ヨハネ福音書19章23~27節
2020年4月2日
(内容)
- 十字架につけられたイエスのそばで兵士たちがイエスの着ていたものを分け合っている。イエスは愛する弟子に母をゆだねる。
(黙想)
- 十字架の上からイエスは兵士たちが自分の服を分け合っている姿を見て何を思ったのだろうか。そして心配そうに自分を見ている母と愛する弟子と婦人たちを見た。イエスは、母を愛する弟子にゆだねる。
- 兵士たちがイエスの服を分け合うことについて、聖書の言葉が実現するためとある。言い換えれば聖書の言葉が実現したというのである。これは詩編22の言葉。マタイ、マルコ福音書では、イエスは死の間際、「わが神、わが神、なぜわたしをお見捨てになるのですか」と叫んでいるが、これも詩編22からの言葉。これはイエスの死の意味を教える言葉である。しかし服を分け合ったことはイエスの死の意味に直接関係しているとは思えない。
- 聖書の言葉が実現するため、という言葉は、イエスの十字架の死が偶然の死、予想できなかった死であったという理解を退ける。イエスの死はむしろ予想された死、来るべきものが来たという理解へ導く。19章には、聖書の言葉が実現、と繰り返されていて、イエスの死は起こるものと定められていたという理解が示されている。
- あらかじめ予想、予期されていたとはどういうことか。イエスをメシアと信じる立場からすれば、メシアの登場が預言され、それが実現したという意味になる。あるいはメシアを後にこの世に送るという神の計画があり、それが実現したということになる。
- するとこの聖書の箇所は私たちに、神は計画を持つ神であり、それを予告し、そして実現させる神であることを教えている。歴史の中で働かれる神である。さらに言うと、神は私たちにも計画を予告し、いつの日かそれを実現させる神である。どんな計画を神は持っていられるのか。
(聖書に聞く)
☆神はいかなる方か
- (御父)神は計画を持つお方。歴史の中で計画を告知し、それを実現させる方。
- (御子)自分の亡き後、母の愛する弟子にゆだねている。
☆神が私たちに求める生き方
- (教え)神は私たちにも計画を知らせ、それを実現する方。新約聖書は終末の事柄を語る。終末が到来したとき、私たちはそれを確認することができる。私たちは復活し、最後の審判が行われ、神の国に迎えられ、神の計画の実現を喜ぶことができる。
(神の導き)
☆祈り
- 天の父なる神さま、「聖書の言葉が実現」が印象に残りました。旧約聖書にはメシアを待望する言葉があります。イエスの弟子たちはイエス我十字架で死んだことに対して、そこにどんな意味があるのかを知るために旧約聖書を読み、イエス様の死の意味を聖書の中に発見したと思います。イザヤ書53章には、十字架の場面をまざまざと思い起こさせるようなことが書いてあります。

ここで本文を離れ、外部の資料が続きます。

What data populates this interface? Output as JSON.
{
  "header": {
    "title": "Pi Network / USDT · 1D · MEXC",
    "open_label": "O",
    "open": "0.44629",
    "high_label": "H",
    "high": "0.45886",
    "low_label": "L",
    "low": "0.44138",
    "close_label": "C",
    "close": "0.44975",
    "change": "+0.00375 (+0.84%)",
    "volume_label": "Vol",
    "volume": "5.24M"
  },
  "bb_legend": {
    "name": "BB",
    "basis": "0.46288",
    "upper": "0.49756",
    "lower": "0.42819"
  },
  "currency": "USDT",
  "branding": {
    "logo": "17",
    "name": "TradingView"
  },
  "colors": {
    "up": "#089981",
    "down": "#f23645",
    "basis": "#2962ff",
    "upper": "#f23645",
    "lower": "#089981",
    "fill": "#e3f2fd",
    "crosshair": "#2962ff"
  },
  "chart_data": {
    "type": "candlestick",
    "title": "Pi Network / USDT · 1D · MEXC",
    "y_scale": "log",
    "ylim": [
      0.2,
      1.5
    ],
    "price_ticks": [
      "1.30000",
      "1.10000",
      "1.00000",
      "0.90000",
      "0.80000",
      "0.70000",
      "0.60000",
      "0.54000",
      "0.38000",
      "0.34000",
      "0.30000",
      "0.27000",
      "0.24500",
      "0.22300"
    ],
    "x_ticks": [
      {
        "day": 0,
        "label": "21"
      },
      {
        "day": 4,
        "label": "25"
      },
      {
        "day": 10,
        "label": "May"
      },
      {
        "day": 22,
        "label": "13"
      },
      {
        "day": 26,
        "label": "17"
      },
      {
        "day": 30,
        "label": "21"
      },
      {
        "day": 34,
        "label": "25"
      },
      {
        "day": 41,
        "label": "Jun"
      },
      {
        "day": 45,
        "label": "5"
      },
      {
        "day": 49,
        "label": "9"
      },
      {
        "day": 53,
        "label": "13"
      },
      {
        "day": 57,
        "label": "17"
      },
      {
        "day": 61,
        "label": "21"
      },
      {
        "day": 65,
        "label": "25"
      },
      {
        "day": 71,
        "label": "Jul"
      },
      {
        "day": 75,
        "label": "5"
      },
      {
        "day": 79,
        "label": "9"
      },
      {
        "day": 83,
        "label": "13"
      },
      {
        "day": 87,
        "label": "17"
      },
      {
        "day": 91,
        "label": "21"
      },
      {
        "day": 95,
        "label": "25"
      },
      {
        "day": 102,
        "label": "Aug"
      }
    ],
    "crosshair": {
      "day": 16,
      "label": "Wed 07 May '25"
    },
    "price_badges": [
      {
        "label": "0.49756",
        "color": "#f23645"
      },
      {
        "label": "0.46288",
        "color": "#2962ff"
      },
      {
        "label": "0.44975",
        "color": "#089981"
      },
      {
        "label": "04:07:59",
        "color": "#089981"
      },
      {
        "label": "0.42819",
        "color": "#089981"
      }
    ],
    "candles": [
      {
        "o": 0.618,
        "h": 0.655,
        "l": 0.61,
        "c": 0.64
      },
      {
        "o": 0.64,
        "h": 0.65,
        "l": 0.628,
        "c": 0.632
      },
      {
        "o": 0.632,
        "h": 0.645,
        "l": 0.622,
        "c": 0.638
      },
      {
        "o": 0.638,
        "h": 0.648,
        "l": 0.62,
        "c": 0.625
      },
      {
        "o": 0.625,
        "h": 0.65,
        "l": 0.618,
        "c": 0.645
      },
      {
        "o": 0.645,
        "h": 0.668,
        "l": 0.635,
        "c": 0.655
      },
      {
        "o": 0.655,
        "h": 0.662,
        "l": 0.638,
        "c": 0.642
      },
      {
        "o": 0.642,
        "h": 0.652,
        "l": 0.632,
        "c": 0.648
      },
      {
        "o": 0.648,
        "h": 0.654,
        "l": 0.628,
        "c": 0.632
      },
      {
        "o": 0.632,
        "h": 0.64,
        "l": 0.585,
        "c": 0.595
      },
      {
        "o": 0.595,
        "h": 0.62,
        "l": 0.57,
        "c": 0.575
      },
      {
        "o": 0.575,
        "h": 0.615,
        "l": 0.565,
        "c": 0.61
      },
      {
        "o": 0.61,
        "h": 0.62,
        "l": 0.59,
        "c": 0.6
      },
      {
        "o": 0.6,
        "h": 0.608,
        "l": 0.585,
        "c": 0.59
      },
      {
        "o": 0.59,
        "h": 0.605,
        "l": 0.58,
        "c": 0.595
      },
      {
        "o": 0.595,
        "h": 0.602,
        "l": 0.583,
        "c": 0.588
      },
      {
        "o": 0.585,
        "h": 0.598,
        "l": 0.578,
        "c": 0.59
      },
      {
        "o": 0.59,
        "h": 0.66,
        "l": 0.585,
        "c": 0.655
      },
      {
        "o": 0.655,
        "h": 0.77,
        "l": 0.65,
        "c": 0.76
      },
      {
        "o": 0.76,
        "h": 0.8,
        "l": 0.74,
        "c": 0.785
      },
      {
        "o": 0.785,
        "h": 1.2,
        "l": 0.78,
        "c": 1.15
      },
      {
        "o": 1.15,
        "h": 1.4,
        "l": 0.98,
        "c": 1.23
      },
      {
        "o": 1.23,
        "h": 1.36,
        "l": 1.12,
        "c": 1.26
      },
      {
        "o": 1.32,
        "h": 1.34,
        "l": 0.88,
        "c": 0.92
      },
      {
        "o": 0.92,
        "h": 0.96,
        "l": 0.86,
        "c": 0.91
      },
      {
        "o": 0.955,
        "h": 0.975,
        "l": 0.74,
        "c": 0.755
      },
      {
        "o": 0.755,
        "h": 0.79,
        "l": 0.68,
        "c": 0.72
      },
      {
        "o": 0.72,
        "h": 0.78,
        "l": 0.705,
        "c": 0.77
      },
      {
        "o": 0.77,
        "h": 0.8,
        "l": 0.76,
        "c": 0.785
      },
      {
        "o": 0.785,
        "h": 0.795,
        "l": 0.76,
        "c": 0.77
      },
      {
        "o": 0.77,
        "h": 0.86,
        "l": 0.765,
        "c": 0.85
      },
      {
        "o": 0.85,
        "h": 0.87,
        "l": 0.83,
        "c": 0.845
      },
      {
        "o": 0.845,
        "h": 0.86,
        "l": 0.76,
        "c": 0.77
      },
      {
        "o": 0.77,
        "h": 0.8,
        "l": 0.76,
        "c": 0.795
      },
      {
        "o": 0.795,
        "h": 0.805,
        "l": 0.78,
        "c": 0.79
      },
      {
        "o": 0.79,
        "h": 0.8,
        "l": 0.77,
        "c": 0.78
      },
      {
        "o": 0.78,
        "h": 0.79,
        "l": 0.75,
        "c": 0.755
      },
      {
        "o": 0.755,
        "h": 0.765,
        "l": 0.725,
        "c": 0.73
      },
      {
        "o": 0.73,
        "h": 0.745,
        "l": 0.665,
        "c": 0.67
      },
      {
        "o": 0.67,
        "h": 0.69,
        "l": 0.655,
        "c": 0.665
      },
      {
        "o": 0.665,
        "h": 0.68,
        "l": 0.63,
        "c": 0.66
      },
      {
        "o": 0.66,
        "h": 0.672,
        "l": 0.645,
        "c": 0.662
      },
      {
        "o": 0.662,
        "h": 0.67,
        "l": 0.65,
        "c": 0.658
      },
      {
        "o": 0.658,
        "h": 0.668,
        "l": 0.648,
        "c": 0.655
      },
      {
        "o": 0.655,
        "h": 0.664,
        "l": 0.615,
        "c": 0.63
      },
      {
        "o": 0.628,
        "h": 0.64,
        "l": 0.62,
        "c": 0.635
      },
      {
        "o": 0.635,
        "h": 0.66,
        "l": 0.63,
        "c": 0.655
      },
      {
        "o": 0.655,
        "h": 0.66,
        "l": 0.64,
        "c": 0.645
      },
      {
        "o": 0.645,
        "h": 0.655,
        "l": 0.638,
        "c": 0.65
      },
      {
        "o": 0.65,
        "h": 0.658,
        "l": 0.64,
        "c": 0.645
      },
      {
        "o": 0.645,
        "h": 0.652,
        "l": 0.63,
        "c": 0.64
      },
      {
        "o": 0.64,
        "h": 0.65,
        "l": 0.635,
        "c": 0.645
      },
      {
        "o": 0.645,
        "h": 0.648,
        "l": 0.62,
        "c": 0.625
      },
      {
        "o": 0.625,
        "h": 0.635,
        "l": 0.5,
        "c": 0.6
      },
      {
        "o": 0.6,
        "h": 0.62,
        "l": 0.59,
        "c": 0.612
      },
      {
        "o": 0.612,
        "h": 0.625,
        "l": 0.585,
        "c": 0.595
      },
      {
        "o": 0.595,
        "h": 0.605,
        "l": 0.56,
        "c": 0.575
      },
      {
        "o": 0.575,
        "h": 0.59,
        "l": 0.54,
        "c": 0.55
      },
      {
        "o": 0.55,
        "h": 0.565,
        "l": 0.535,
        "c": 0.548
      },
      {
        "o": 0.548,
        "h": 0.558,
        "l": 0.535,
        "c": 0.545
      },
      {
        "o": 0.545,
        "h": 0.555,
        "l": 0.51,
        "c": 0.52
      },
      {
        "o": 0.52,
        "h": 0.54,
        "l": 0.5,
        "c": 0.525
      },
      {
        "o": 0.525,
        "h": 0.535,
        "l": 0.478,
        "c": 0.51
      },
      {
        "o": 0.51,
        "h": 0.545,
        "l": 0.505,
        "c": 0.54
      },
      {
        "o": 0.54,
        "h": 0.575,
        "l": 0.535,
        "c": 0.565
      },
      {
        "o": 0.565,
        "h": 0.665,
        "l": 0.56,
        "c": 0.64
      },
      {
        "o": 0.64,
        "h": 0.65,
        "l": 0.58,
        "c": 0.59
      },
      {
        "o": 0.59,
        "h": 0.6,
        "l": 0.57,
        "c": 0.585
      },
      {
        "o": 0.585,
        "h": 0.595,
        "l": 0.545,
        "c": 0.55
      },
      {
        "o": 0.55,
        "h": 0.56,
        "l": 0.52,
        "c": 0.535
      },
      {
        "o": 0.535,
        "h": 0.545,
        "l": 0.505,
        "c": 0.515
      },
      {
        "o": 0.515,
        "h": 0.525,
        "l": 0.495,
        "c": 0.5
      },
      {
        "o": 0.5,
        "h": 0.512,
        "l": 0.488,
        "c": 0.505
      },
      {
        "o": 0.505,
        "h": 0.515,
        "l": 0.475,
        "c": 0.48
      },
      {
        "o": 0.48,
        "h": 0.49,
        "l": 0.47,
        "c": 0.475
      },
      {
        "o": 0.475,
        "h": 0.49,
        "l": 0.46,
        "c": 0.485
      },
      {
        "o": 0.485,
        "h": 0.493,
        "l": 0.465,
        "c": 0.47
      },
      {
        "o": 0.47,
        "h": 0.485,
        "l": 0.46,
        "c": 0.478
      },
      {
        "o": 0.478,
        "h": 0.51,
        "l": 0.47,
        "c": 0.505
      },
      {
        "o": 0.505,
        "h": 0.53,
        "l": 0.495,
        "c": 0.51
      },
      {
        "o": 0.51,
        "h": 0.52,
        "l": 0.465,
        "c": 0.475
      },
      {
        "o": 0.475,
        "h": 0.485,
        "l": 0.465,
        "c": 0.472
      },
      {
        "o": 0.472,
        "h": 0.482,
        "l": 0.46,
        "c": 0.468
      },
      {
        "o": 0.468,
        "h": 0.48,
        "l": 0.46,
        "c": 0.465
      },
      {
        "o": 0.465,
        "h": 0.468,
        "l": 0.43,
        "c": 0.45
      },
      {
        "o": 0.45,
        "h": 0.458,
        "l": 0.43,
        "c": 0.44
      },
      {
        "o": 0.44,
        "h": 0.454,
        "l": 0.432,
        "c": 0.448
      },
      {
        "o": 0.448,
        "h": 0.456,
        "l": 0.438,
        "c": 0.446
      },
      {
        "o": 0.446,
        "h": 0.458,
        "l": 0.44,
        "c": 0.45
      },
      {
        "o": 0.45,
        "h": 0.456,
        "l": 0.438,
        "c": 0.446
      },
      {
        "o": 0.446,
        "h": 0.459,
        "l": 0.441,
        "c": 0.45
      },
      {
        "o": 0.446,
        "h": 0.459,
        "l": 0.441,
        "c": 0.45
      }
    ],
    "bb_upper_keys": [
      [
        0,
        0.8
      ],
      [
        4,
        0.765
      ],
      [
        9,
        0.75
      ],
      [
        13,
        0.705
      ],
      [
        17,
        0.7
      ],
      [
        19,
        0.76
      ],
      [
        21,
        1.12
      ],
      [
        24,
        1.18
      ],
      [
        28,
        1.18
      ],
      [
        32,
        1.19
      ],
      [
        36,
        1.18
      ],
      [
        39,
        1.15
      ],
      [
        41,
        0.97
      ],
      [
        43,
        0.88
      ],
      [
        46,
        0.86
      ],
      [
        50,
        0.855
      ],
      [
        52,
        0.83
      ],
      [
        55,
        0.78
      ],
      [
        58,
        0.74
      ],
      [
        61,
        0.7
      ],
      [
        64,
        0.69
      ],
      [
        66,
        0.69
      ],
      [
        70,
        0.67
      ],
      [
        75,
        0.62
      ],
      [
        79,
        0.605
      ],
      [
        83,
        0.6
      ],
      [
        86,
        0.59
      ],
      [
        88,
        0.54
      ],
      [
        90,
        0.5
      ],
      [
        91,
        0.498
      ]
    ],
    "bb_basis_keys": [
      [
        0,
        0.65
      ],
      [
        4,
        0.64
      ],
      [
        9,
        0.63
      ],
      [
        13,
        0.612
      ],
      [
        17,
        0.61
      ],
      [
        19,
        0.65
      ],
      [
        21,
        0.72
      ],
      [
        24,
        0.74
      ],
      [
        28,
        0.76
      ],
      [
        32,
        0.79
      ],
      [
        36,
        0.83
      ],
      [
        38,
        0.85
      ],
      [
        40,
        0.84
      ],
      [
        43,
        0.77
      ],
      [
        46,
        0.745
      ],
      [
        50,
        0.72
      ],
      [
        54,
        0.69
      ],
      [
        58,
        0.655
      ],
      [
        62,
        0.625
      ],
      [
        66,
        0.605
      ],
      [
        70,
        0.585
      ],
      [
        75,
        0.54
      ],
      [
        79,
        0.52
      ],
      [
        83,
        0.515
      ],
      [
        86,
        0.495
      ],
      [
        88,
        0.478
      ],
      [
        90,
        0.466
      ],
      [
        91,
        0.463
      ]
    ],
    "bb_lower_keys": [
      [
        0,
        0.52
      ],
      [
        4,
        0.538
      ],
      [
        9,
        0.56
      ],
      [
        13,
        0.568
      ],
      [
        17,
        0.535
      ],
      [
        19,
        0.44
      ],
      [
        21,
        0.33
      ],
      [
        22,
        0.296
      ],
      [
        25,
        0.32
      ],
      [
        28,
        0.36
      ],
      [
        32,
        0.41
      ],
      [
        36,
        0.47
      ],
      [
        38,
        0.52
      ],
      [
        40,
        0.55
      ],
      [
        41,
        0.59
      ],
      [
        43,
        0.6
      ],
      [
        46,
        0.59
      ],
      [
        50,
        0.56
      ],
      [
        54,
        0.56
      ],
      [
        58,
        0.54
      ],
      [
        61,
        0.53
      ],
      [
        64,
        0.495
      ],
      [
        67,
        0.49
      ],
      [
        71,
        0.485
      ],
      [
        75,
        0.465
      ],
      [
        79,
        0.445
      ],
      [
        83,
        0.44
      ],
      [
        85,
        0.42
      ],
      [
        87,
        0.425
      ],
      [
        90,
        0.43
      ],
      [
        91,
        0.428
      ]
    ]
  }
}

- 私たちにとって聖書の言葉の実現を考えるとき、日々の生活の中でのあなたの約束の実現、そして終末の出来事として聖書が語ることの実現があります。私は地上の生活において、あなたの約束を頼みとし、あなたの約束の実現を見て、あなたに支えられてきたことを思います。老いの時期に生きる者としては、死後の希望について考えざるを得ません。聖書が伝える終末の事柄、これが本当に実現するのかどうかは分かりません。人間として将来に何が起きるのか知ることはできません。しかし聖書は「希望」として、終末の事柄を語っていることを教えられます。素直に信じて歩めることを願います。
- 天の父よ、私の心の中には、信じる心と本当だろうかと不安になる心があります。それゆえ、信じる心を強めてくださいと祈らざるを得ません。そして思います。私が信じようと疑おうと、神さまの計画に変更はありません。神さまの計画が存在するなら、私の思いと関係なく実現します。自分の思いに囚われることからお救いください。私はあなたを信じる者です。
☆与えられた導き
- 自分の思いに囚われることからの救いを求めて祈る。